This is from that haven of supercilious argumentation, the Financial Times:
Only The Ignorant Live In Fear of Hyperinflation. (Paywall protected). The article is by Martin Wolf, whose confidence in the benign force of central banking remains undimmed, nay, is enhanced, by the events leading up to and after 2008.
Here are a couple of paragraphs that I can extract for you:
Understanding the monetary system is essential. One reason is that it would eliminate unjustified fears of hyperinflation. That might occur if the central bank created too much money. But in recent years the growth of money held by the public has been too slow not too fast. In the absence of a money multiplier, there is no reason for this to change.
In other words, if the ignorant masses can be told about how spiffing modern fiat money systems are and how they are managed, we’d be all a lot happier.
A still stronger reason is that subcontracting the job of creating money to private profit-seeking businesses is not the only possible monetary system. It may not be even the best one. Indeed, there is a case for letting the state create money directly.
Put the state in charge of increasing/cutting the volume of money in the system. I am sure that will work like a charm. What could possibly go wrong?
Okay, enough of my sarcasm. Now, it may well be that fears of hyperinflation are unwarranted. It is entirely possible that in the West, we face a Japan-style multi-decade period of stagnation rather than hyperinflation. The structure of the economy, even demography, can have an effect on how quickly/slowly money moves around the system. Despite various central banks – particularly in the case of Japan – printing money in vast amounts, it may be that we should not be concerned about what the State is doing, and continues to do, to money.
But it is worth noting that since 1971, when Nixon severed the gold link to the dollar, although that link had been dead in all practical terms for a while, the dollar has lost about 85 per cent of its purchasing power. And much the same can be said of the fiat money systems in force around the world. No doubt the FT thinks this is nothing to bother about. Weimar? No chance of that happening again, old boy. Too many clever people working in the central banks to let that happen again. Trust us, stop worrying and it will all come out in the end.

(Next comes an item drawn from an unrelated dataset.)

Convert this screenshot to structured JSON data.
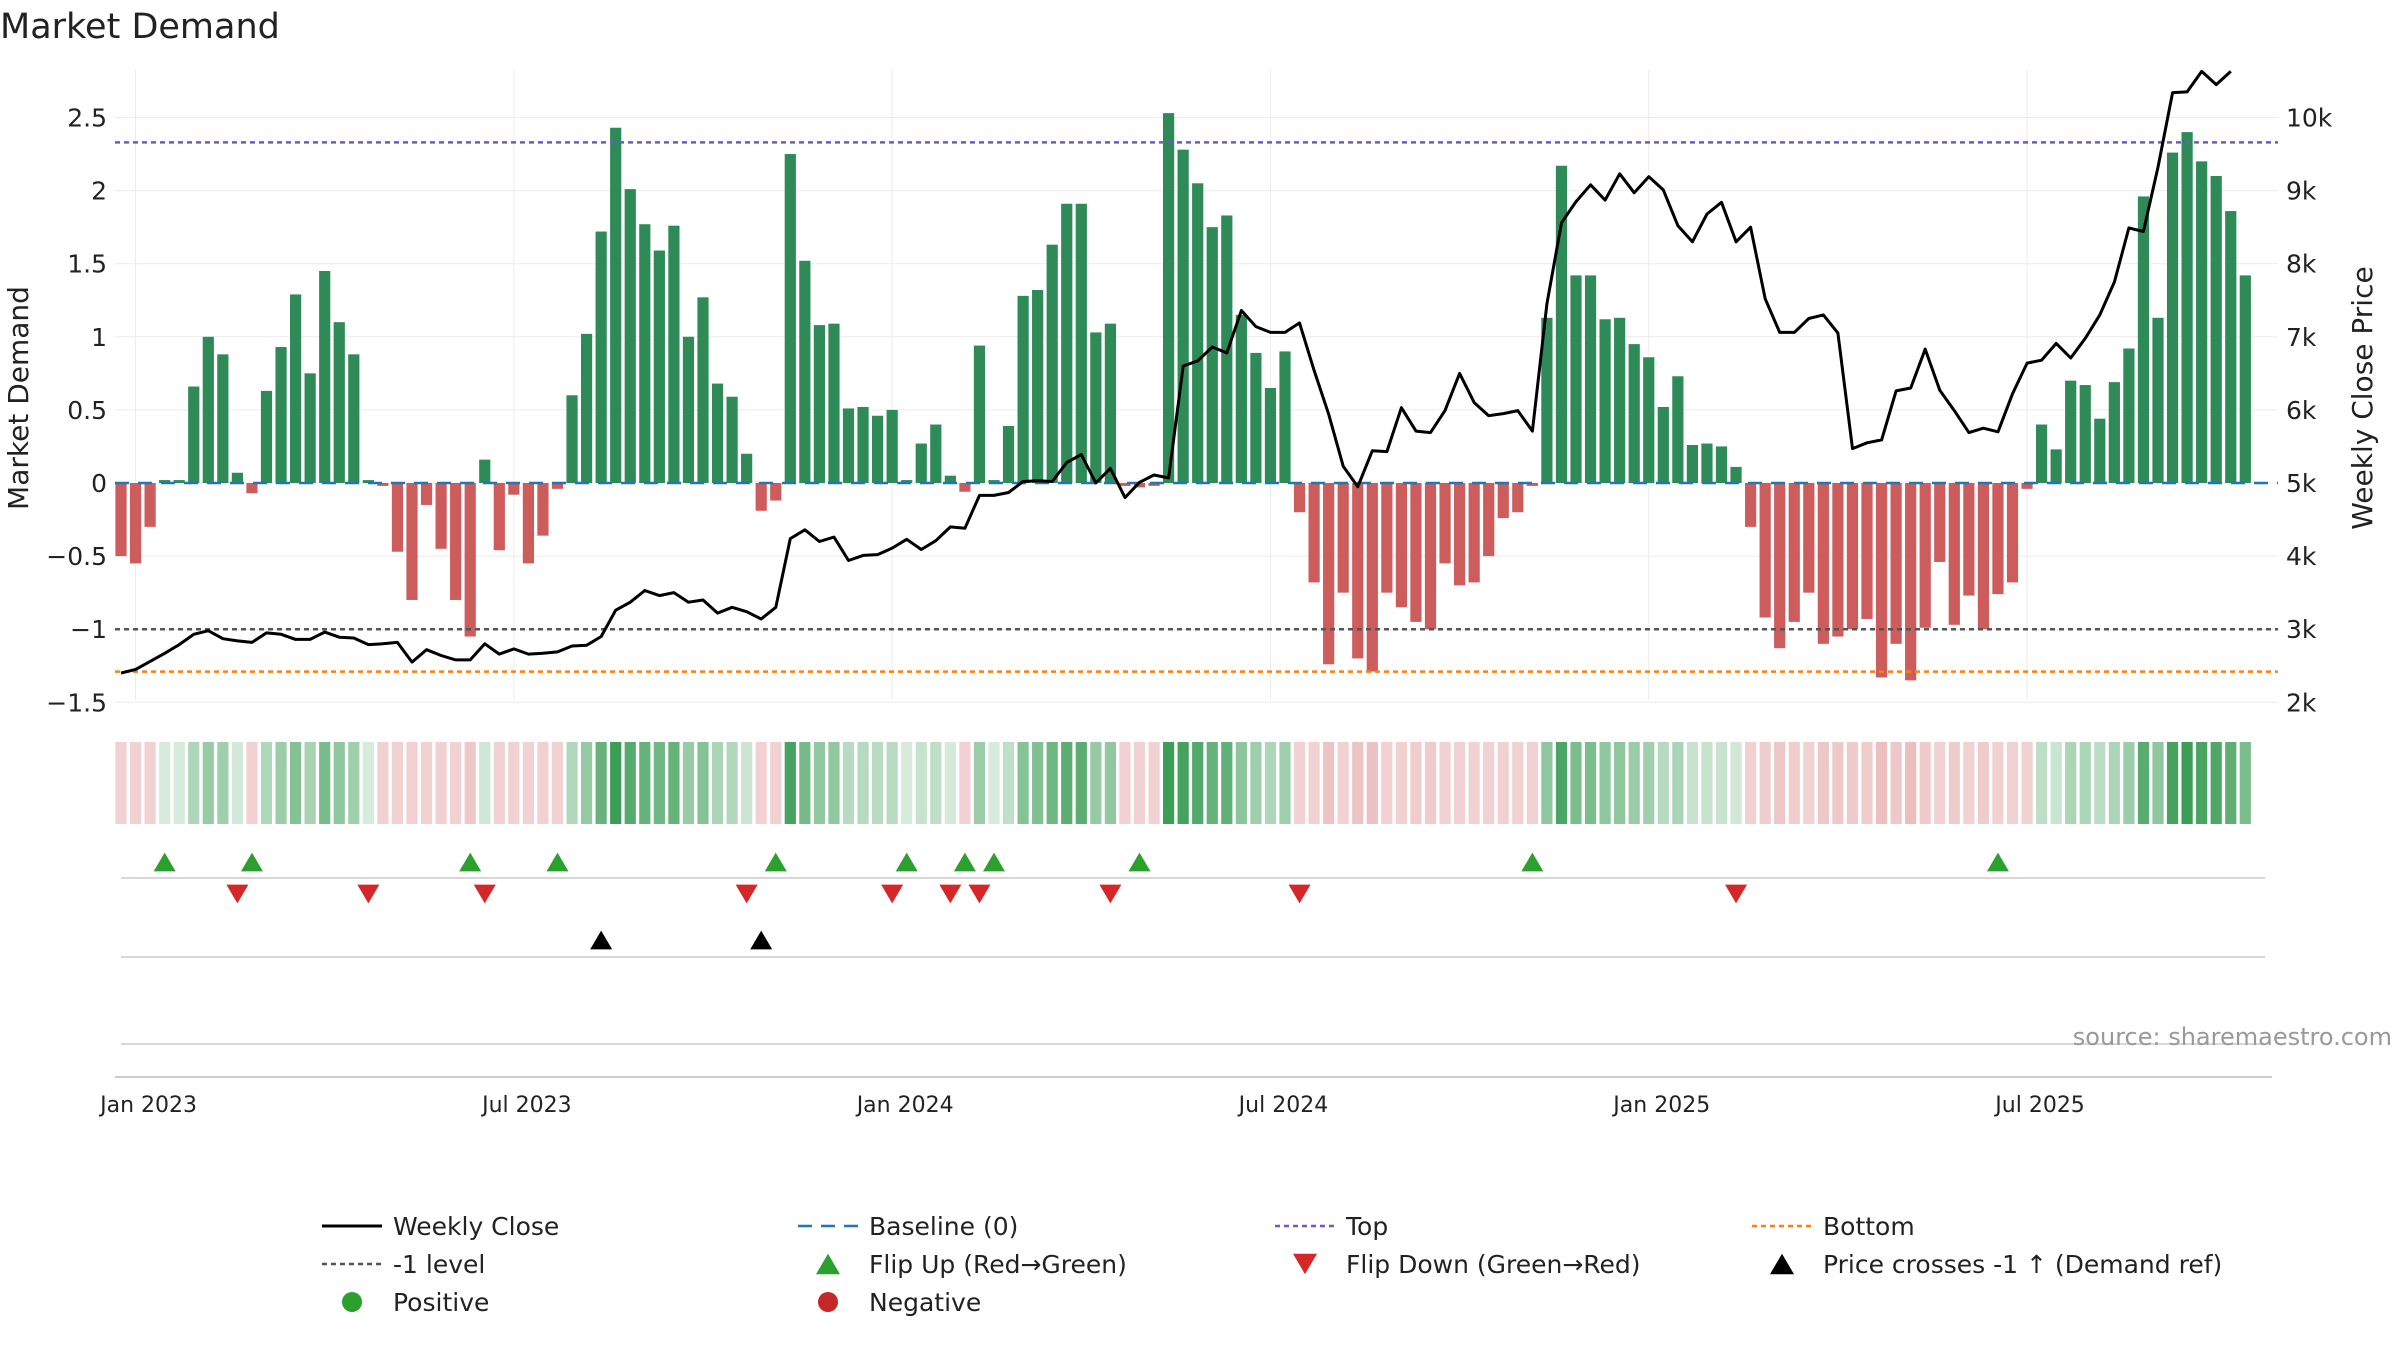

The irony, of course, is that people who tell us to stop fretting about the central bank buggeration of money and the need to put even more State control over all this are the same as those who say it is folly not to be scared witless by AGW, or by whatever fashionable panic happens to be out there (particularly when it is associated with calls for governments to “do something”). But if people are fearful of something caused by states with their monopoly powers, then the FT’s reaction is a typical example of what we get.